April 28, 2008

“Watch Me, Daddy. Watch me.”

“Watch me, Daddy. Watch me.” you say.

I turn to watch and immediately you make a silly face with your eyes and mouth. You are being funny and we both laugh at your silliness. After our laugh, I look away to tend to something else but soon enough I hear it again. “Watch me, Daddy. Watch me.”

But what you don’t realize, my son, is that I’m always watching you. And though I watch you every day, I can hardly believe how much you’ve grown up. Too soon, my son. Too, too soon. Yet, over the past few months, I’ve watched the little baby boy that I used to hold so closely to my chest on cold winter mornings leave me with nothing but gentle memories that tickle my consciousness like a warm breeze. Instead of that baby face, so soft and warm, I’ve watched a sweet little boy emerge. A little boy that loves to laugh. A little boy that loves to sing. A little boy that will dance to any music any time. A little boy that wants to be watched by his Daddy.

Yes, I’m watching you, my son. I’m watching you grow up right before my eyes and while part of me wants to desperately cling to the last few grains of sand in the hourglass of your infancy, I can no longer deny that you have become a little boy. A little boy who loves cars. A little boy who loves action heroes. A little boy who loves his Daddy.

Almost as much as his Daddy loves him.

Oh yes, I am watching you, my little boy. And someday, when I least expect it, I’ll look over and you’ll be all grown up. A young man who doesn’t want kisses on the cheek or rides on his Daddy’s back but will be more interested in non-Daddy things.

And that’s the bottom line of this parenting thing, isn’t it? As much as I love this phase of my life, my job is not to raise a child at all. Rather it is to raise a man. One who will be confident and kind and loving. And someday – someday too soon for my taste – I’ll look away for a moment and the little boy who snuggles next to me on the couch watching Curious George won’t be there anymore. He’ll be replaced by a man who has his own children and I’ll have to make due with “remember whens.”

So, yes my son. I’m watching you. I wouldn’t want to miss a thing.

13 Comments

  1. Yes, Matt, it does go by way too quickly. But if it is any
    consolation, grandparenting is even better!

    Comment by Aunt Raina — April 29, 2008 @ 8:11 am

  2. Beautiful. I now have tears streaming down my face and want to run in and wake my two just to hold them.

    Comment by MamáChanga — April 29, 2008 @ 9:42 am

  3. Oh so true. I never truly understood the meaning of “bittersweet” until I had my babies. Now it is all too clear.

    Comment by Kate — April 29, 2008 @ 9:45 am

  4. I can no longer deny that you have become a little boy.

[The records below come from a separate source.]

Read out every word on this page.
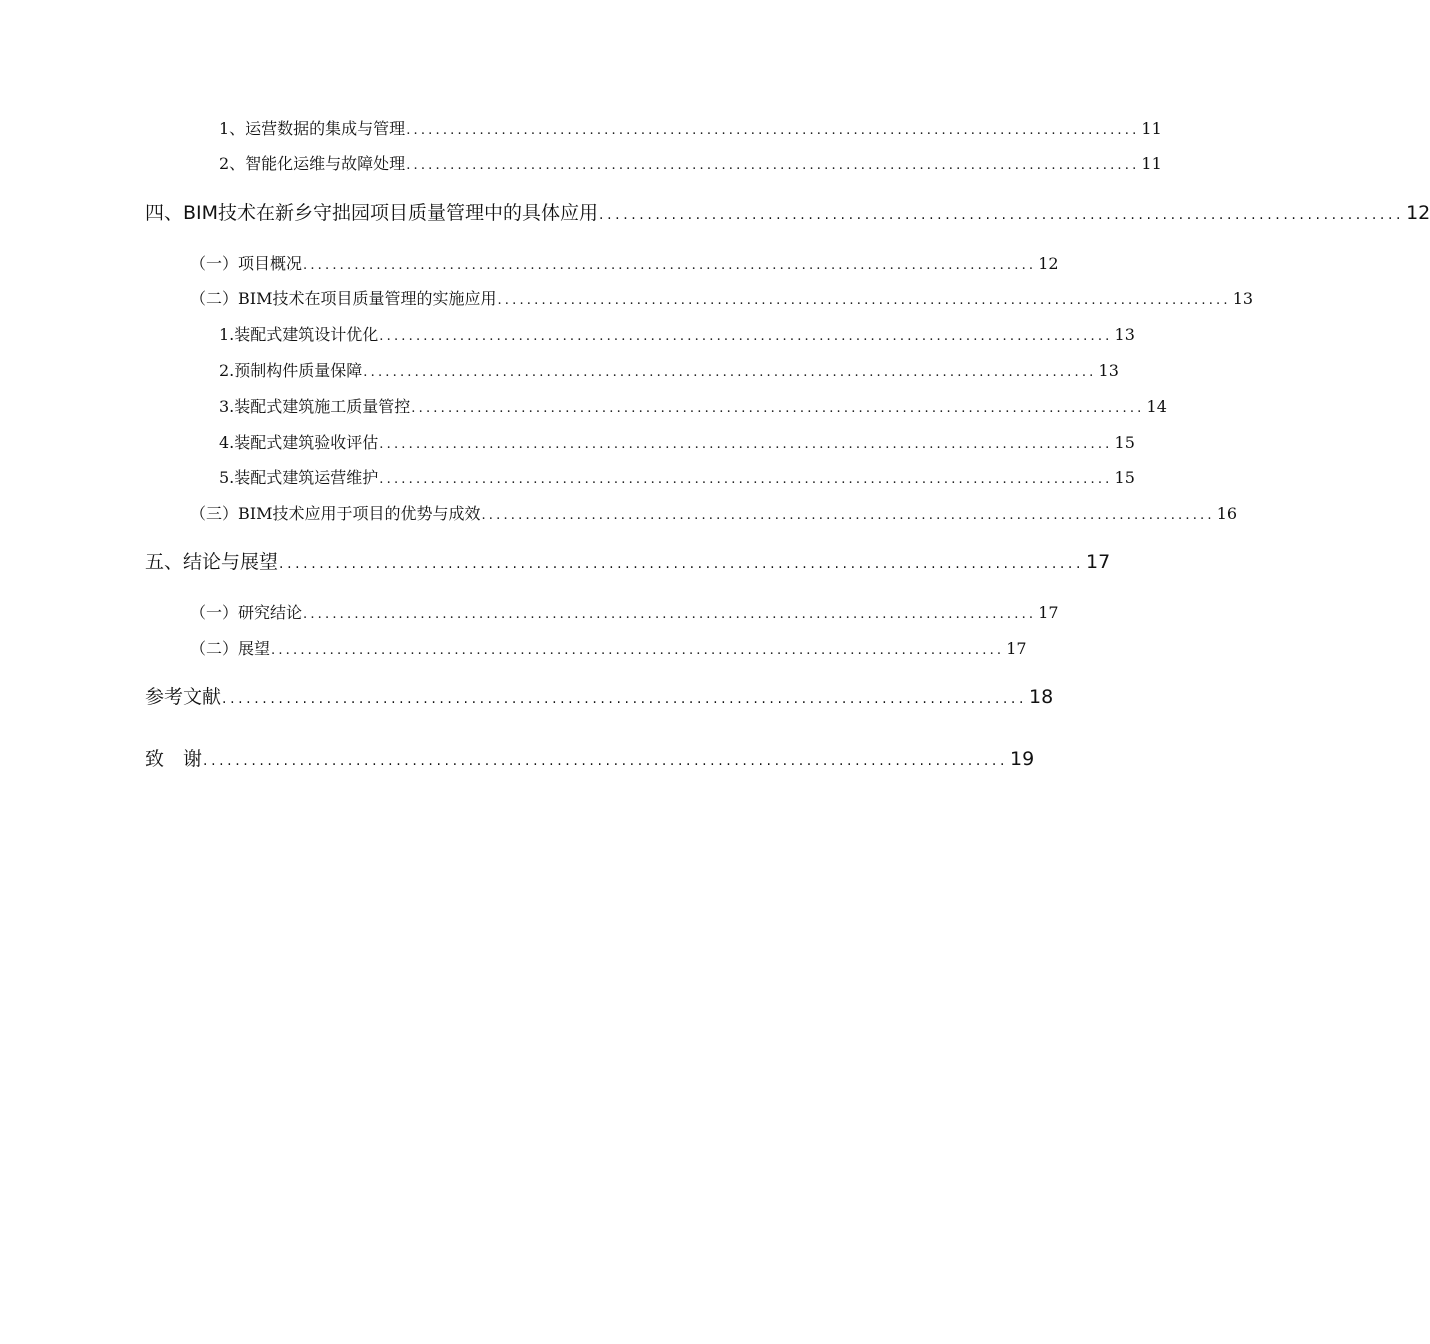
1、运营数据的集成与管理 .................................................................................................... 11
2、智能化运维与故障处理 .................................................................................................... 11
四、BIM技术在新乡守拙园项目质量管理中的具体应用 .................................................................................................... 12
（一）项目概况 .................................................................................................... 12
（二）BIM技术在项目质量管理的实施应用 .................................................................................................... 13
1.装配式建筑设计优化 .................................................................................................... 13
2.预制构件质量保障 .................................................................................................... 13
3.装配式建筑施工质量管控 .................................................................................................... 14
4.装配式建筑验收评估 .................................................................................................... 15
5.装配式建筑运营维护 .................................................................................................... 15
（三）BIM技术应用于项目的优势与成效 .................................................................................................... 16
五、结论与展望 .................................................................................................... 17
（一）研究结论 .................................................................................................... 17
（二）展望 .................................................................................................... 17
参考文献 .................................................................................................... 18
致　谢 .................................................................................................... 19
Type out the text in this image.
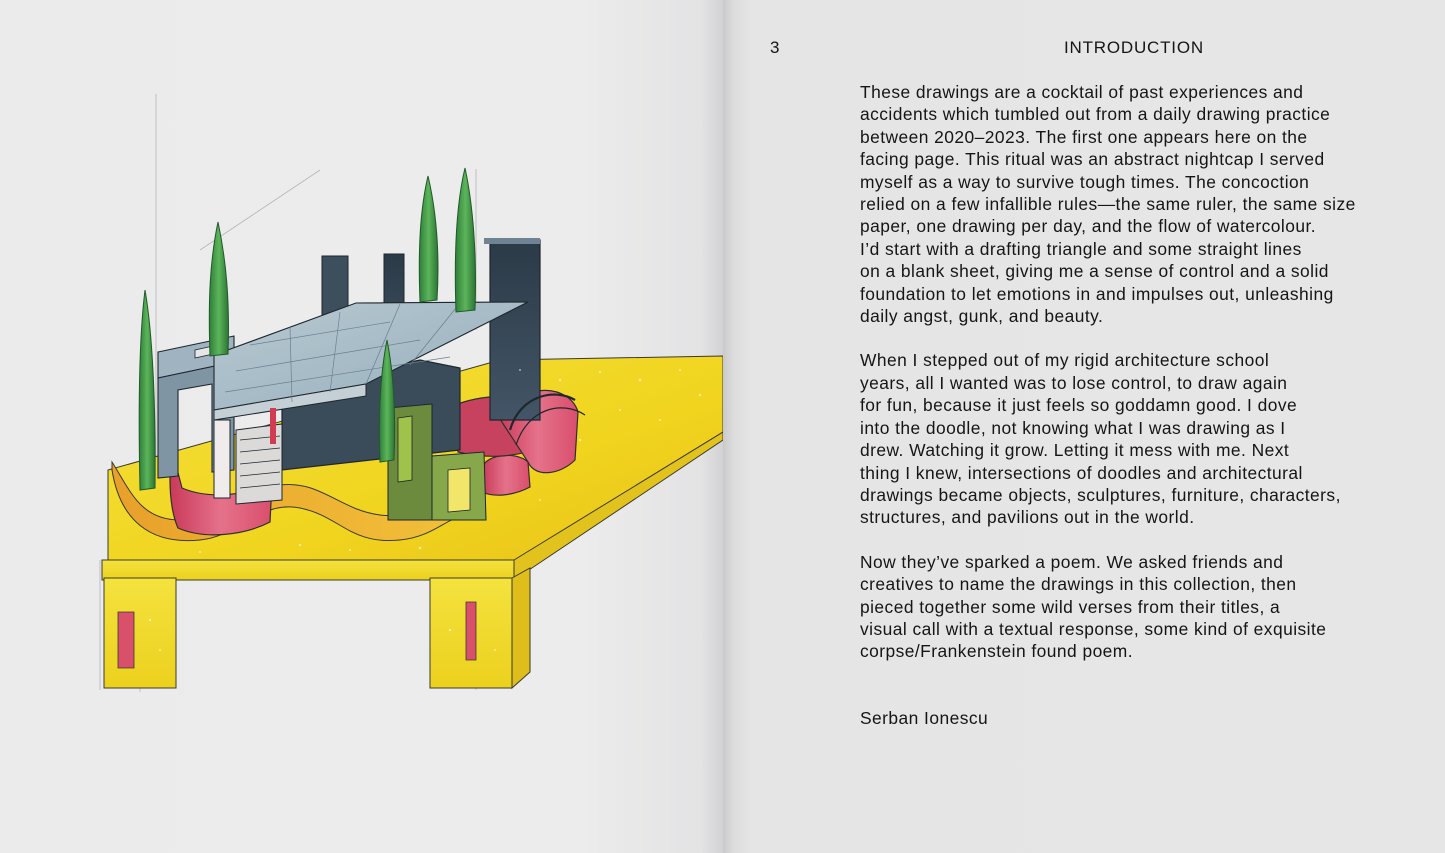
3	INTRODUCTION

These drawings are a cocktail of past experiences and
accidents which tumbled out from a daily drawing practice
between 2020–2023. The first one appears here on the
facing page. This ritual was an abstract nightcap I served
myself as a way to survive tough times. The concoction
relied on a few infallible rules—the same ruler, the same size
paper, one drawing per day, and the flow of watercolour.
I’d start with a drafting triangle and some straight lines
on a blank sheet, giving me a sense of control and a solid
foundation to let emotions in and impulses out, unleashing
daily angst, gunk, and beauty.

When I stepped out of my rigid architecture school
years, all I wanted was to lose control, to draw again
for fun, because it just feels so goddamn good. I dove
into the doodle, not knowing what I was drawing as I
drew. Watching it grow. Letting it mess with me. Next
thing I knew, intersections of doodles and architectural
drawings became objects, sculptures, furniture, characters,
structures, and pavilions out in the world.

Now they’ve sparked a poem. We asked friends and
creatives to name the drawings in this collection, then
pieced together some wild verses from their titles, a
visual call with a textual response, some kind of exquisite
corpse/Frankenstein found poem.

Serban Ionescu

    Don’t remind me… it’s gone too fast!

    Comment by Deanna — April 29, 2008 @ 1:46 pm

  5. I love your blog but this is by far my favorite entry. I must have my DH read it as I’m sure he feels the same way about our crew. Thanks for expressing it so beautifully for him.

    Comment by Cristalina — April 29, 2008 @ 1:46 pm

  6. You nailed it.

    Comment by whit — April 29, 2008 @ 2:49 pm

  7. I agree, and understand, only to well. My daughter is 3 and my son is 5 mo. Every day I am watching, and the previous poster is right on the money…nothing is more bittersweet than enjoying the moments now, while at the same time knowing that one day these moments will be gone – replaced with new moments…ahhhh, parenting.

    Comment by Val — April 29, 2008 @ 5:16 pm

  8. Oh geez, you got me choked up. You are so right. Thanks for sharing Matt.

    Comment by Laurie — April 29, 2008 @ 5:48 pm

  9. I feel the same way but could never have put it in any better words. Too bad Mrs. Joe doesnt feel the same, maybe we couldve worked this out.

    Comment by above average joe — April 29, 2008 @ 7:10 pm

  10. Yeah, the similar happened to me…one day I was parenting 2 little boys and the next thing I know I am a grandmother of 2 little boys who remind me of their fathers. This is the best time of your life, carpe diem!

    Comment by Grandmother — April 29, 2008 @ 11:19 pm

  11. Well, that came out of nowhere and slayed me. I’m slain.

    Comment by KTP — April 30, 2008 @ 3:54 pm

  12. Thanks for the reminder to love these years while my kids are young. Sometimes when you are in the trenches of child rearing it can be forgotten how fast the time goes and how one day we will miss these cherished moments.

    Comment by Tripp — May 1, 2008 @ 5:27 am

  13. Ouch, that hurts to even think of at this point. But to see Luke grow into an upstanding young man will be terrific in it’s own right. I will savor this, though while I have it. Thanks for the post, it resonated with me.